Der Countdown läuft: Am 27. Juli werden sich Chaos, Hysterie und Ausnahmezustand im Großraum London noch einmal drastisch verschärfen, am 27. Juli beginnen in der drangvoll engen Hauptstadt Großbritanniens die Olympischen Sommerspiele. Zweieinhalb Wochen Fest der Jugend und des Friedens im dicht besiedelten Hochsicherheitstrakt Metropolis: Die acht Millionen Bewohner von Greater London erhalten während der Olympics Besuch von einer halben Million Dauer-Gästen und fünf Millionen Tagesgästen. da wollen viele einheimische Londoner sicher vorübergehend aus ihrer Heimat fliehen und hinaus in ruhigere Gefilde. Zum Beispiel zu den Nachbarn in „West Britannien“, sprich Irland? Escape the Madness?

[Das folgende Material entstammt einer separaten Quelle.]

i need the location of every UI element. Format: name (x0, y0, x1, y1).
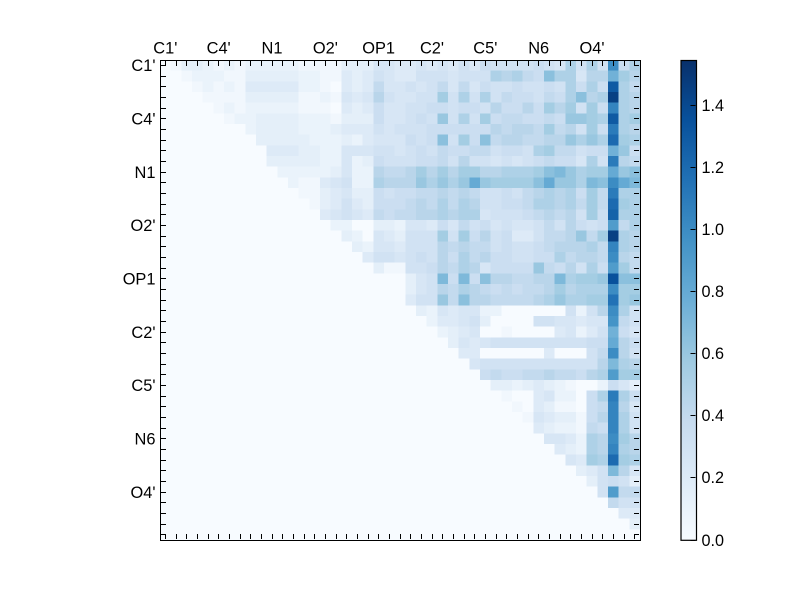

Die Reise-Analytiker von ForwardKeys wollen herausgefunden haben, dass 13 Prozent weniger Einheimische während der Spiele verreisen wollen als in einem normalen Londoner Sommer. Sie wollen sich also das Spektakel offensichtlich nicht entgehen lassen und haben ihre Urlaubsreise in den späteren August verschoben.

Dennoch machen sich viele Tourismusvermarkter Hoffnungen, möglichst viele Olympia-Flüchtlinge einfangen und in ihre Richtung lenken zu können. Auch in Irland setzt man auf den Spezial-Effekt „Olympische Spiele“ und wirbt unverdrossen für kleine Fluchten aus dem Grauen ins Grüne. Die Tourismus-Werber von Tourism Ireland haben sich eine besonders smarte Kampagne ausgedacht und stellen die Frage: Wer von den beiden Männern aus dem Großraum London erreicht sein Ziel schneller: Der eine muss in Londons Innenstadt, der andere will nach Irland. Die Antwort ist klar. Als der „Office Boy“ volkommen zerzaust in seinem Londoner Büro ankommt, hat der Kollege Sommerfrischler in Waterford, Irland, bereits sein erstes Pint Guinness intus: „Escape the Madness — Entkomme dem Wahnsinn“ ist ein nettes Filmchen. Ob´s dabei hilft, den Olympia-Nachbarschafts-Bonus einzufahren?

Übrigens: Die Deutschen werden dem Wahnsinn nicht entfliehen, sondern ihn geradezu suchen: Sie werden nach den USA die zweitgrößte Besuchergruppe zu den London Olympics „schicken“.